Como no incêndio que sucedeu a morte de teu avô e antecedeu a separação dos pais, será que ele lembra? Será que ele lembra que, naquele dia em que quebrou a cabeça de uma Nossa Senhora (que ficava atrás da porta de entrada) com sua bola dente-de-leite, será que ele lembra de que falou “um dia ainda vamos morar num lugar melhor” e que, pouco tempo depois, estava com duas irmãs, presos (incoerentemente, com a janela aberta) no quarto do casal, enquanto seu pai ateava fogo em colchões por cima daquela lambreta que tantas vezes, quando em sua garupa, o curou dos ataques nervosos da bronquite? Será que lembra que, ao chegar à porta da oficina, em que o velho dava banhos de diesel, querosene, gasolina etc. em máquinas de escrever, lá estava um fogo dos infernos a consumir tudo, que ele correu e alcançou uma garrafa d’água e que, não conseguindo jogá-la ao fogo, achou que seria melhor acontecer o que havia para acontecer? Por que Deus não mandou um temporal de verdade para varrer todo aquele fogo dali? Por que tudo tinha que durar menos de cinco minutos? Por que só agora chove tanto, enquanto ele se lembra de que daquele dia em diante, até a morte do pai, teve de carregar a impotência de não ter apagado o fogo, e de ter sido cúmplice, desde seus nove anos e meio, da mentira de que tudo não havia passado de uma faísca na fiação velha da oficina que havia originado tudo? Entre ver o pai preso e mentir todos os dias para a criança que presenciou tudo, não titubeou em repintar a realidade aquela vez. Por isso encostes essa enxada, deixa da ideia de cavar valas para escoar a água e aceita: decidiste que o fogo deveria continuar. Decidiste por isso. E realmente nem tudo dependia das tuas decisões, o fósforo poderia ter decidido não acender, o pai poderia ter decidido não queimar, Deus poderia ter mandado a chuva, a peça contava com muitas personagens, não te queiras único nem no palco, nem na plateia. Vem por aqui, onde não há poças.
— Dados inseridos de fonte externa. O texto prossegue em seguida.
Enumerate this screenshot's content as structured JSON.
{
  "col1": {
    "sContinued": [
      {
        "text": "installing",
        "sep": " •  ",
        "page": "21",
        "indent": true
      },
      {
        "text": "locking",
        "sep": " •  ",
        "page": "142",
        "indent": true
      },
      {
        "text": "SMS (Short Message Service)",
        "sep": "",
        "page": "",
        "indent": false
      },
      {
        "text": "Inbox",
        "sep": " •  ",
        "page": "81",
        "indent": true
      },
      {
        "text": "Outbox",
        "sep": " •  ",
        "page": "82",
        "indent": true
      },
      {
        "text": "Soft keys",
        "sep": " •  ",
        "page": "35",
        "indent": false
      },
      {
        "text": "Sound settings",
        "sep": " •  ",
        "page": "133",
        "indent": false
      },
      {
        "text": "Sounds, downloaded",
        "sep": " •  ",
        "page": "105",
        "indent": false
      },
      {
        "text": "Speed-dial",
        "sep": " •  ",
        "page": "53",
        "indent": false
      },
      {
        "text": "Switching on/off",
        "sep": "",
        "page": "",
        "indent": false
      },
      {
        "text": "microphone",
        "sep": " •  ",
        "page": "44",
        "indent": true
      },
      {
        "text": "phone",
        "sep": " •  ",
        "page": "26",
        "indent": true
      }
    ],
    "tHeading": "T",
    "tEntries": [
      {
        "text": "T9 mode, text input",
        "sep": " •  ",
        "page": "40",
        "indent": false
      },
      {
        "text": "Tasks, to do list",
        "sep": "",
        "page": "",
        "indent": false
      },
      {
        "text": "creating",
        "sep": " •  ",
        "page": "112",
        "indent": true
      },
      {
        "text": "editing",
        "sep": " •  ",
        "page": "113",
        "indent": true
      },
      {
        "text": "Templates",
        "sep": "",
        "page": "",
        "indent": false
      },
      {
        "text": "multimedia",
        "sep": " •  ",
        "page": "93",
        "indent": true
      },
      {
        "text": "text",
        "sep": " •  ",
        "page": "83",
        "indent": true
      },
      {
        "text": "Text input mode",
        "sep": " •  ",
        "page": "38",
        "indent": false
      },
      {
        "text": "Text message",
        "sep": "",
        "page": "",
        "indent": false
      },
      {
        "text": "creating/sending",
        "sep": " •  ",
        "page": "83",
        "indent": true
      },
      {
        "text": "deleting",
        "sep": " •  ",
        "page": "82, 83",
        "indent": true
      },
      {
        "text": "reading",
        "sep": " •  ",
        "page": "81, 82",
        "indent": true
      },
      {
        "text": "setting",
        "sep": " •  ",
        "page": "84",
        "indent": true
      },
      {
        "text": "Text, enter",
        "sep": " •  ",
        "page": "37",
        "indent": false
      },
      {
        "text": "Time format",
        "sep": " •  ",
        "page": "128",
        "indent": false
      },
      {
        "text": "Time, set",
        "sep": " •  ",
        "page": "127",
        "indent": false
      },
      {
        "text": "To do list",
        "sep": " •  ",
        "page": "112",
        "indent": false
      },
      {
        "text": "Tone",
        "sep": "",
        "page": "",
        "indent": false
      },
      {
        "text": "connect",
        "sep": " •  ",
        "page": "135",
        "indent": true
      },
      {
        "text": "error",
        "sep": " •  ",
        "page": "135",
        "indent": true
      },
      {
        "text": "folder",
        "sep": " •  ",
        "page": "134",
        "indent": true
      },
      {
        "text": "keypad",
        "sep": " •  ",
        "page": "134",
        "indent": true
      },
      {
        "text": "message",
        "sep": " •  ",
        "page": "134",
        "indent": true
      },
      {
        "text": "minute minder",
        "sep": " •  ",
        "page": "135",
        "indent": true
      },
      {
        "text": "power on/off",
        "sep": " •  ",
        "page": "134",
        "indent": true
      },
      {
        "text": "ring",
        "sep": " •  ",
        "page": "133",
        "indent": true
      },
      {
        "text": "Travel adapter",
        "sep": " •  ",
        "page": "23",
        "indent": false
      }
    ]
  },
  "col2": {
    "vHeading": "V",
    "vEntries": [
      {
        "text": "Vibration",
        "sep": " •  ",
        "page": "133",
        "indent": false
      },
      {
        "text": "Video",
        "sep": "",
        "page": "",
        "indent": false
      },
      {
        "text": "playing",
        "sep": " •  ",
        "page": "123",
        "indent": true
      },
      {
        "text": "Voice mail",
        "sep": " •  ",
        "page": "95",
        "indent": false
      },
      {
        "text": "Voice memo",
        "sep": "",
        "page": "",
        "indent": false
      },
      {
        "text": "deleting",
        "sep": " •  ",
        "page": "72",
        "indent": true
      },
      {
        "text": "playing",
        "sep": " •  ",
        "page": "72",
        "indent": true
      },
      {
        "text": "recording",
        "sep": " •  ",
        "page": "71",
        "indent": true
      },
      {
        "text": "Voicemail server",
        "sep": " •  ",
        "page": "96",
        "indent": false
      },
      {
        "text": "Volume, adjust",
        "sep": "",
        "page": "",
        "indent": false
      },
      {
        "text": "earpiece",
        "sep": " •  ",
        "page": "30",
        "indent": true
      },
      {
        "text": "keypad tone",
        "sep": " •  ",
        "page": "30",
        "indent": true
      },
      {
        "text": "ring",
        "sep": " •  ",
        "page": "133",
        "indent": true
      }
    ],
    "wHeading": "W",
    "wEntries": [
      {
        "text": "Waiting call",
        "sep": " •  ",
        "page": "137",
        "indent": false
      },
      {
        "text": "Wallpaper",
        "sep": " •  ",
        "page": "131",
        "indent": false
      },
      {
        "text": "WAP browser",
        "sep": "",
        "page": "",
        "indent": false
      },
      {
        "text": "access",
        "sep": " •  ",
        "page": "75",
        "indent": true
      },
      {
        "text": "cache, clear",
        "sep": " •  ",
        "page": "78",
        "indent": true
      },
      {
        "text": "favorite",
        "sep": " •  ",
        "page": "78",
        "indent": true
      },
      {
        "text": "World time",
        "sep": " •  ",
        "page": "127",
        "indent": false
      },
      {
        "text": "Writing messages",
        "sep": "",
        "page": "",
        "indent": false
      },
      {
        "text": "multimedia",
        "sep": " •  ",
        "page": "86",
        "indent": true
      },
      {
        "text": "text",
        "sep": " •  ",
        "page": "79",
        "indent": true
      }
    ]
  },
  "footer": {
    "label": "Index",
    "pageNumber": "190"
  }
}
Com o olhar fixo à frente, ele então se lembra do dia em que pediu para Deus (às vezes no palco, sempre na plateia) levar a ele e não à mãe, quando esta foi trancada no quarto pelo marido, ela gritando por ajuda e o outro a estapeando. Ele não teve coragem de arrombar a porta (e já contava então com seus dezessete anos), preferiu chorar em sua cama, no piso de baixo, sob a discussão, e rezar, e rezar, e pedir que o que tivesse de acontecer acontecesse com ele não com ela, por favor. Sua mãe o culparia, algumas vezes, de não ter feito nada. Ele, inconscientemente, passaria a se culpar durante muito tempo, afinal era a viga de toda construção, por que não lançar esta viga à porta, arrombá-la e salvar a vítima das mãos do algoz? Sim, o arco-íris começa a aparecer agora, mas te aquieta um pouco e presta atenção: decidiste por isso. E não eras o único, nem no palco nem na plateia. A mulher, mais forte que o marido, poderia ter se rebelado, o empurrado, conquistado sua própria liberdade. O homem poderia ter sido mais homem e menos vilão. O vizinho poderia ter vindo ajudar. Deus poderia ter aparecido e mandado os dois calarem a boca. Mas foi assim: tomaste tua decisão, e a peça seguiu seu rumo.

Enquanto mira o arco-íris, vai se dando conta do próprio erro, da própria falta: falta-lhe aceitar que há um limite, independente se o aceita ou não. Alguém de confiança, há algum tempo, disse-lhe de perto que “há algo em nós que clama para ser ouvido e que, mesmo que insistamos em não ouvi-lo, acaba sempre aparecendo, muitas vezes distorcido, mas aparece”. Foi como vim parar aqui: fugindo de meu chamamento interior, que me lembrava, a cada passo na montanha, que ele sou eu. Pois então acordes e decida: foste ele, ele não é você. Mantém-no em terceira pessoa, rapaz, já tens idade de sobra para conjugar melhor o que aprendeste nas aulas de português.